Il rischio di decisioni incoerenti: il caso del roaming

 

Un quarto aspetto riguarda la coerenza delle policy.

Può accadere che alcune decisioni siano divergenti rispetto ad altri elementi di contesto, ma occorre prevedere tutte le necessarie misure di armonizzazione e coerenza.

Prendiamo il caso della recente decisione di abolizione del roaming.

Un fatto positivo, nonostante l’abbassamento medio delle tariffe mobili europee di quasi l’80% negli ultimi 5 anni, perché permette a tutti i cittadini europei di viaggiare senza incappare in giungle tariffarie e avendo certezza di spesa per il traffico di dati su telefonini, tablet e pc portatili.

Tuttavia, un fatto del genere impone obiettivi inequivocabili per i prossimi 5 anni.

“…Se si chiede agli operatori mobili di offrire i loro servizi non più solo a livello nazionale, ma su scala continentale – ha ricordato Jean-Claude Junckerparimenti dobbiamo immaginare di farli sottostare a un impianto di regole sinceramente europeo ed unitario…”.

L’idea dei mercati nazionali appare a questo punto anacronistica per un’industria come quella del mobile per sua natura internazionale: innanzitutto europea e più in generale globale.

D’altro canto, un vero single market digitale ha bisogno di operatori per loro natura pan-europei.

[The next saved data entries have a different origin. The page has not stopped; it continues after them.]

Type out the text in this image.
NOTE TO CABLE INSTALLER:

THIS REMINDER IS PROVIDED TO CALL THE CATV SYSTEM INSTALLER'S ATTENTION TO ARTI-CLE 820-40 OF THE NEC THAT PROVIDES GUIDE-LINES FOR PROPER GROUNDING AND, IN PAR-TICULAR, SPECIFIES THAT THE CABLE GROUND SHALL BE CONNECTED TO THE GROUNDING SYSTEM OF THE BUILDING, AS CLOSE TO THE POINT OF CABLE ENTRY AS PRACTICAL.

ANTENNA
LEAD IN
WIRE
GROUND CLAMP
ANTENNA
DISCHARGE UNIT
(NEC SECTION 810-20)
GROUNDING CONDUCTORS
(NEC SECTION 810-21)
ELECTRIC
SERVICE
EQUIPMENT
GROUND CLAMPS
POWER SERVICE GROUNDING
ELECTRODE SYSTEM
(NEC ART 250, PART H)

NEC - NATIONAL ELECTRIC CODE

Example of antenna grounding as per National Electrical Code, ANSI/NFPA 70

Abbiamo bisogno di reti in fibra ottica che raggiungano ogni casa europea e non si blocchino ai confini nazionali per via di regole locali (non accade neanche per i treni).

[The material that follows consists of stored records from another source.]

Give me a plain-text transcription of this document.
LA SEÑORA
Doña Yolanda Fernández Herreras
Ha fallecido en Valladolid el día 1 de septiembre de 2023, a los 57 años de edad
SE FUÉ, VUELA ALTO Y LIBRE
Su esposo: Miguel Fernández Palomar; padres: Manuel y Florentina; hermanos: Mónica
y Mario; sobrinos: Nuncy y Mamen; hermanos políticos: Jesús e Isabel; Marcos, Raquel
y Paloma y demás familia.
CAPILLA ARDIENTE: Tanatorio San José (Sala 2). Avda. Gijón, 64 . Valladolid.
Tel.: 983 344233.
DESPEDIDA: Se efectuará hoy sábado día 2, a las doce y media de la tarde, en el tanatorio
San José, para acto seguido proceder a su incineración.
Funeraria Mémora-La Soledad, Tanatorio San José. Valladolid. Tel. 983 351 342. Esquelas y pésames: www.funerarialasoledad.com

Abbiamo bisogno di contenuti digitali che possano essere generati e venduti sull’intero continente e non in un solo Paese, salvo varcare la frontiera per trovare, nella stessa Europa, nuove regole e nuovi regolatori.

 

 

Più Europa nel mercato unico digitale.

 

Occorre più Europa sia nelle regole imposte agli operatori di telecomunicazioni che nelle normative sulla competizione o nelle norme di tutela del copyright.

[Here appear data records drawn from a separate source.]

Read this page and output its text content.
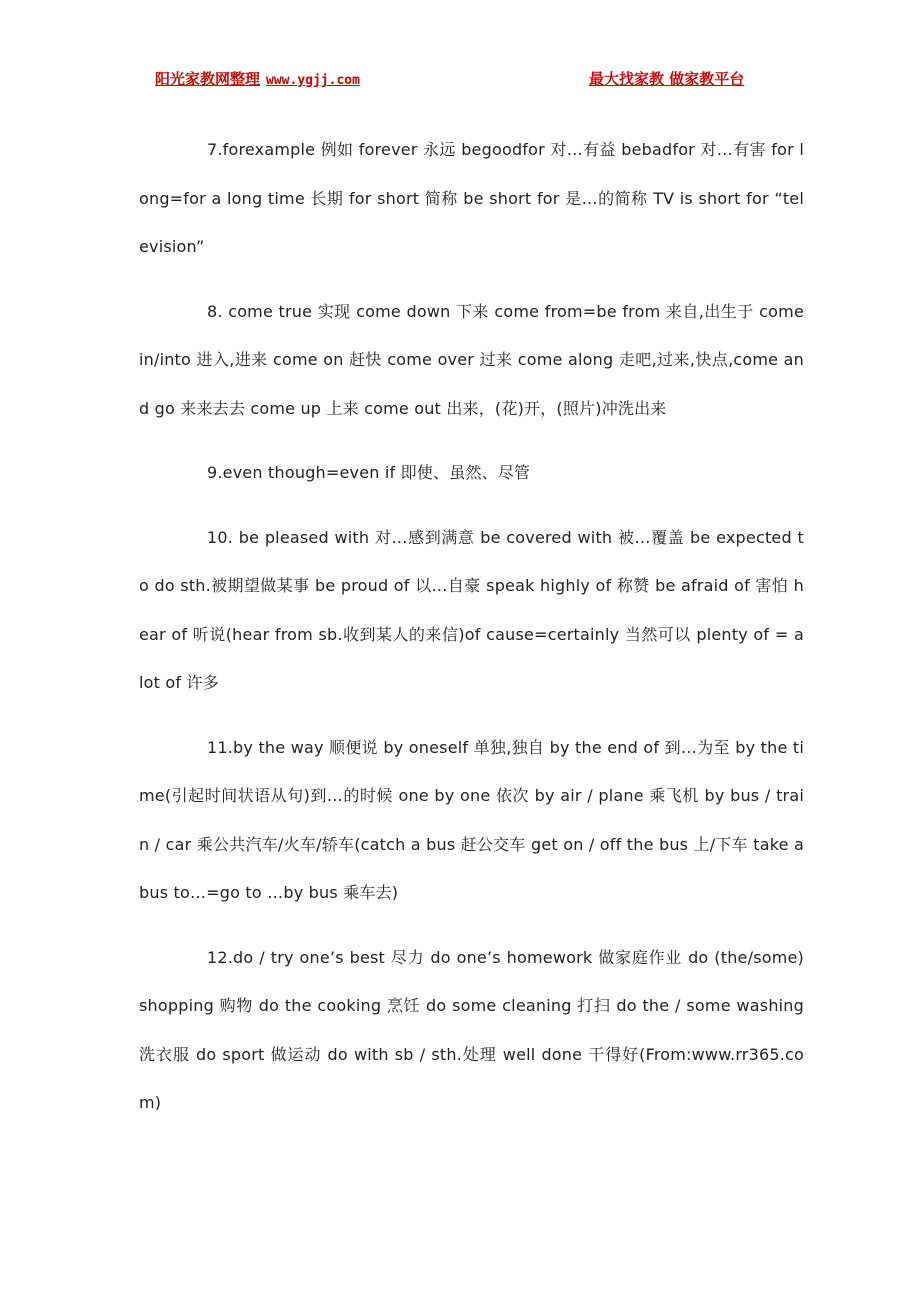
阳光家教网整理 www.ygjj.com	最大找家教 做家教平台

7.forexample 例如 forever 永远 begoodfor 对…有益 bebadfor 对…有害 for long=for a long time 长期 for short 简称 be short for 是…的简称 TV is short for “television”

8. come true 实现 come down 下来 come from=be from 来自,出生于 come in/into 进入,进来 come on 赶快 come over 过来 come along 走吧,过来,快点,come and go 来来去去 come up 上来 come out 出来，(花)开，(照片)冲洗出来

9.even though=even if 即使、虽然、尽管

10. be pleased with 对…感到满意 be covered with 被…覆盖 be expected to do sth.被期望做某事 be proud of 以…自豪 speak highly of 称赞 be afraid of 害怕 hear of 听说(hear from sb.收到某人的来信)of cause=certainly 当然可以 plenty of = a lot of 许多

11.by the way 顺便说 by oneself 单独,独自 by the end of 到…为至 by the time(引起时间状语从句)到…的时候 one by one 依次 by air / plane 乘飞机 by bus / train / car 乘公共汽车/火车/轿车(catch a bus 赶公交车 get on / off the bus 上/下车 take a bus to…=go to …by bus 乘车去)

12.do / try one’s best 尽力 do one’s homework 做家庭作业 do (the/some) shopping 购物 do the cooking 烹饪 do some cleaning 打扫 do the / some washing 洗衣服 do sport 做运动 do with sb / sth.处理 well done 干得好(From:www.rr365.com)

Occorre, dunque, abbattere i territori protetti delle normative nazionali, anche se in qualche caso essi sono fortemente difesi da questo o quel beneficiario.

Questo è ciò che si intende quando si dice “…Europe has to be big on big issues in the future…”.

E, come sottolinea Jean-Claude Juncker, il Digital Single Market è un Big Issue, perché è la chiave per aprire la porta al futuro europeo dell’innovazione, alla nuova occupazione, alla crescita e alla nuova competitività.

Una partita che si giocherà sin dai primi istanti dell’insediamento della nuova Commissione Europea.